Welchen Sinn und Zweck haben solche Aktionen?

Willi Lüpkes: In einem Flugblatt haben wir darauf hingewiesen, dass die Supermarktkette Carrefour gerade in der Weihnachtszeit äußerst hohe Gewinne einfährt, während andererseits nicht nur in Frankreich, sondern in ganz Europa eine wachsende Armut der Bevölkerung zu verzeichnen ist. Viele Menschen können sich nicht einmal die notwendigen Waren für den alltäglichen Lebensunterhalt leisten. Daher haben wir diese Aktion durchgeführt.

In Frankreich haben sich Erwerbslose nicht das erste Mal in Supermärkten bedient. In Deutschland kann ein solches Selbstverständnis nicht vorausgesetzt werden, die Erwerbslosengruppen haben große Hemmungen, Politik im halblegalen Rahmen zu machen. Welche Wirkung hat das kostenlose Einkaufen auf die Teilnehmer aus Deutschland gehabt?

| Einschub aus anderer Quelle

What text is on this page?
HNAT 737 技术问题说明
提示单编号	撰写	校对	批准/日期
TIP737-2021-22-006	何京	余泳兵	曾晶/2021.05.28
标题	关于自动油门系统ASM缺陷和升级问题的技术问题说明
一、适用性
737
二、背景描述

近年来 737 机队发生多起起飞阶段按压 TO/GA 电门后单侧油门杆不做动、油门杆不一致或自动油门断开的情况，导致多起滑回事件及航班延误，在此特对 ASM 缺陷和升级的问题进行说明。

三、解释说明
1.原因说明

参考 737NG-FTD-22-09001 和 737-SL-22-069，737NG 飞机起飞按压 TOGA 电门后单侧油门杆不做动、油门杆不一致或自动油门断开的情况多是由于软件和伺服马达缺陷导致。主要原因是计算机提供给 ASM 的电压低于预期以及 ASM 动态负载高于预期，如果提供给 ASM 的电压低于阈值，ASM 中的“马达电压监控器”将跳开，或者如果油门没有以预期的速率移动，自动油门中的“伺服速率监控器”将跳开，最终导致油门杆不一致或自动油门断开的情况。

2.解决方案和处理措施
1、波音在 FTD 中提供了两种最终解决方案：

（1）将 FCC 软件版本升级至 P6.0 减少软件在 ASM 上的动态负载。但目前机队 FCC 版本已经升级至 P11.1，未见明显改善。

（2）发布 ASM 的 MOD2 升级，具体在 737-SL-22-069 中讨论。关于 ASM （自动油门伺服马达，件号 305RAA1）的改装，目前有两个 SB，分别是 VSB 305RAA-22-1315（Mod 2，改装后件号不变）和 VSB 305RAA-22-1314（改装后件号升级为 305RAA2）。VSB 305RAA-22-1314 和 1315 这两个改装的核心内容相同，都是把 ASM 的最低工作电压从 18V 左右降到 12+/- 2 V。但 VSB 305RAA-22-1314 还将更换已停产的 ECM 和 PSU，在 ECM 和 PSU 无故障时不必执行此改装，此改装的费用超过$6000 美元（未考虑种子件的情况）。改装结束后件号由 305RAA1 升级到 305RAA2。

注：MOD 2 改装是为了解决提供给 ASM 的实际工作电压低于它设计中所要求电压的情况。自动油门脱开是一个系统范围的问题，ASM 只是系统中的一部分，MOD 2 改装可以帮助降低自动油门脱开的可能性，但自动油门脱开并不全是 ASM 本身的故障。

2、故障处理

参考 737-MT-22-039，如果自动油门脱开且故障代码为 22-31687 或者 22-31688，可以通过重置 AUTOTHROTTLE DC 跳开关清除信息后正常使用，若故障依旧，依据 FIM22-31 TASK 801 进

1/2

Willi Lüpkes: Einige waren erstaunt, dass die Aktion von AC! so gut vorbereitet war und derart viele mitgemacht haben. Die Kassiererinnen waren zwar etwas nervös, blieben aber verhältnismäßig ruhig. Vor und hinter den Kassen gab es Flugblätter für und Gespräche mit Kunden. Die Resonanz war durchaus positiv, auch als wir die insgesamt acht Einkaufswagen, vollbeladen mit Lebensmitteln, Sanitärbedarf und Hundefutter hinausschoben. Wir hatten auch ein Megaphon dabei und die Pressearbeit der AC!-Leute hatte auch ein Fernsehteam angelockt.

Wie hat sich die Geschäftsleitung des Supermarkts in Marseille verhalten?

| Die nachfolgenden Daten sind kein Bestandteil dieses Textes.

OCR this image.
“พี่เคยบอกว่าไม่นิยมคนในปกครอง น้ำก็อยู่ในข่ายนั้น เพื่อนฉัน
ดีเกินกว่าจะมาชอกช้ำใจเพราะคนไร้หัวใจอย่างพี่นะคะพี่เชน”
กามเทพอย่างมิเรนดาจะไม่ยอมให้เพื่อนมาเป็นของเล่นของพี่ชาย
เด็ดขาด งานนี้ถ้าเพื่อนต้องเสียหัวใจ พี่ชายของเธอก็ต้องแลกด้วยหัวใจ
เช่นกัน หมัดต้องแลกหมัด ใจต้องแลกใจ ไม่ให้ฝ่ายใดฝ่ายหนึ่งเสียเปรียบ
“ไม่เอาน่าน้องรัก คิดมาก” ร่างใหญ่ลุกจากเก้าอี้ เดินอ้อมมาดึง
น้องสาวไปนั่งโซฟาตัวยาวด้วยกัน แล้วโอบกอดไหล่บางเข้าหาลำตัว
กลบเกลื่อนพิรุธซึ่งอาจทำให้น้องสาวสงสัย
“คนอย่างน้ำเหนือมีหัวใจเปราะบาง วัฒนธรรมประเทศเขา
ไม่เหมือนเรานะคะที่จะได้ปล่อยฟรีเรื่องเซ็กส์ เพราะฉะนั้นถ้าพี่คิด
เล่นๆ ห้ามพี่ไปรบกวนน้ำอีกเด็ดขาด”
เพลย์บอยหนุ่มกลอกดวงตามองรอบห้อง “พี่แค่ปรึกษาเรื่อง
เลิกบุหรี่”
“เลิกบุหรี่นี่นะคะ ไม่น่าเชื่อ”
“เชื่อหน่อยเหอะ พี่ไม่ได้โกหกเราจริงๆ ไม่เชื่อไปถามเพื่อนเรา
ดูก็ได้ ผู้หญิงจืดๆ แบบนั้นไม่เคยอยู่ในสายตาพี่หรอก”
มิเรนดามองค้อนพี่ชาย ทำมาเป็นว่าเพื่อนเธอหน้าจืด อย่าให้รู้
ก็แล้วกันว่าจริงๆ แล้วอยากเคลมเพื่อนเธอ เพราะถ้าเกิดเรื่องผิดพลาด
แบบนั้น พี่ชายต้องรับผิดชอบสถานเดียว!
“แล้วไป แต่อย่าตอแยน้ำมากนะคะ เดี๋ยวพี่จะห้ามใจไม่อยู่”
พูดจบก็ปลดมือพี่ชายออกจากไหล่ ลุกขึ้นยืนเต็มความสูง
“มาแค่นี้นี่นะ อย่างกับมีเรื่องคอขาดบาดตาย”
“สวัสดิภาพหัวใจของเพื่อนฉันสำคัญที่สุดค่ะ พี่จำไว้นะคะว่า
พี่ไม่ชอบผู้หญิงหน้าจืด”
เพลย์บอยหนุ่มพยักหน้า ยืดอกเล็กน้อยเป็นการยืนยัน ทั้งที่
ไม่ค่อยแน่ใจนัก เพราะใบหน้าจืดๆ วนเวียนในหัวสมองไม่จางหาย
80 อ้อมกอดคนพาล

Willi Lüpkes: Zuerst hatte sie deutlich gemacht, dass diese Aktion nicht gerade ihren Interessen entspricht, ohne dabei unnötige Aufregung zu zeigen. Es kamen immer höhere Vertreter der Geschäftsleitung. Wir haben ihnen dann deutlich gemacht, dass wir verhandeln wollen. Eine Delegation von uns sprach mit ihnen und einer der Delegierten informierte uns über den Stand der Verhandlungen. Insgesamt dauerte die Aktion knapp zwei Stunden und ich dachte, dass die Polizei bald kommen würde. Das wäre in Deutschland bestimmt so gewesen, aber in Frankreich hat sie sich überhaupt nicht blicken lassen.

Tragen solche Aktionen dazu bei, die subjektiv empfundene Ohnmacht und Hilfslosigkeit von vielen Erwerbslosen aufzuheben?

Willi Lüpkes: Ja, aber nur wenn man diese kostenlosen Einkaufsaktionen in einen politischen Kontext und eine breite Kampagne einbindet, die gut vorbereitet sein muss. Dann können solche Aktionen diese Wirkung haben.